Taryn Kincaid said...

You have inspired me to take another look at the Book of My Heart, although it breaks my heart to do so. Still, people seem to be liking the teensy little excerpts of what I've been posting on my blog lately, that are from what I'd envisioned as the second book in a trilogy of which The Book of My Heart would be the first. Maybe it's the first person present tense that bothers people. Dunno. But I adore the hero, the heroine and their story.

Taryn Kincaid said...

Wow. That absolutely made no sense whatsoever. I have been on extra-strength cold meds for two days and I'm a little befogged.

Claire Robyns said...

Sorry for the late comeback, we've been away on our annual family easter holiday :)

D.F. Writing is always the most important part of the process, although that gets so easily lost in the subbing, rejections, trying to second-guess the next hot thing :)

Wendy, lol at life getting in the way. I can't help thinking back to all those pre-kid years when I had so much time on my hands!!
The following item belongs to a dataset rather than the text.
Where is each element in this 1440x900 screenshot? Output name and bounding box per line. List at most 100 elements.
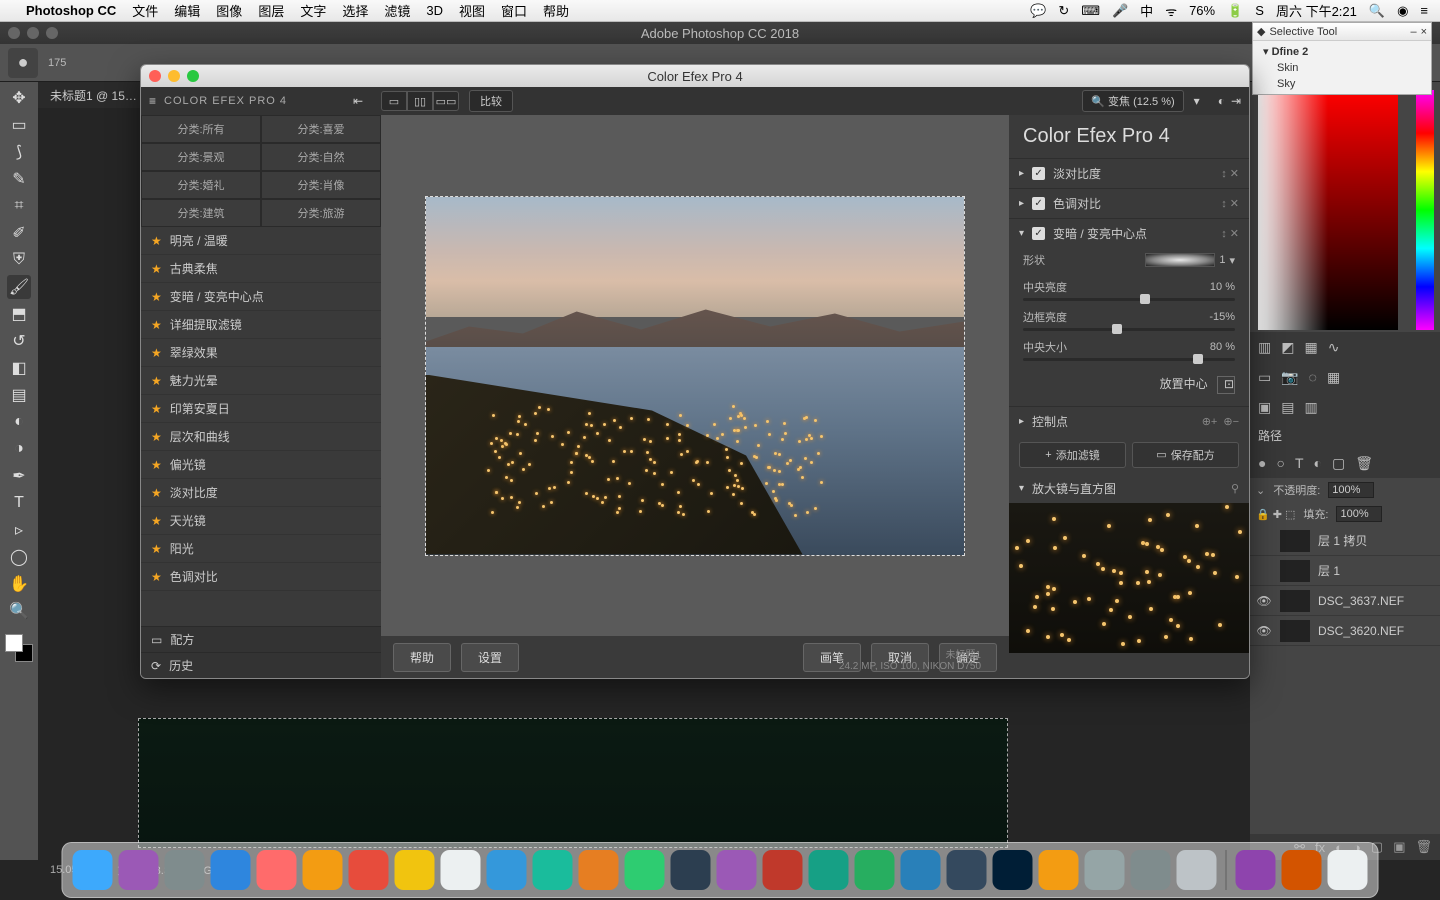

Taryn, Carina Press has recently contracted another book of mine that was written and stashed under the bed years ago. I did revamp it completely, virtually rewrote it, but I loved the plot and the characters and I didn't want to forget about it completely. So I say, go for it!!

Susanna Fraser said...

Your story is a bit like mine--only my first sale had to wait FIVE years after I finished the manuscript for someone like Carina to come into being!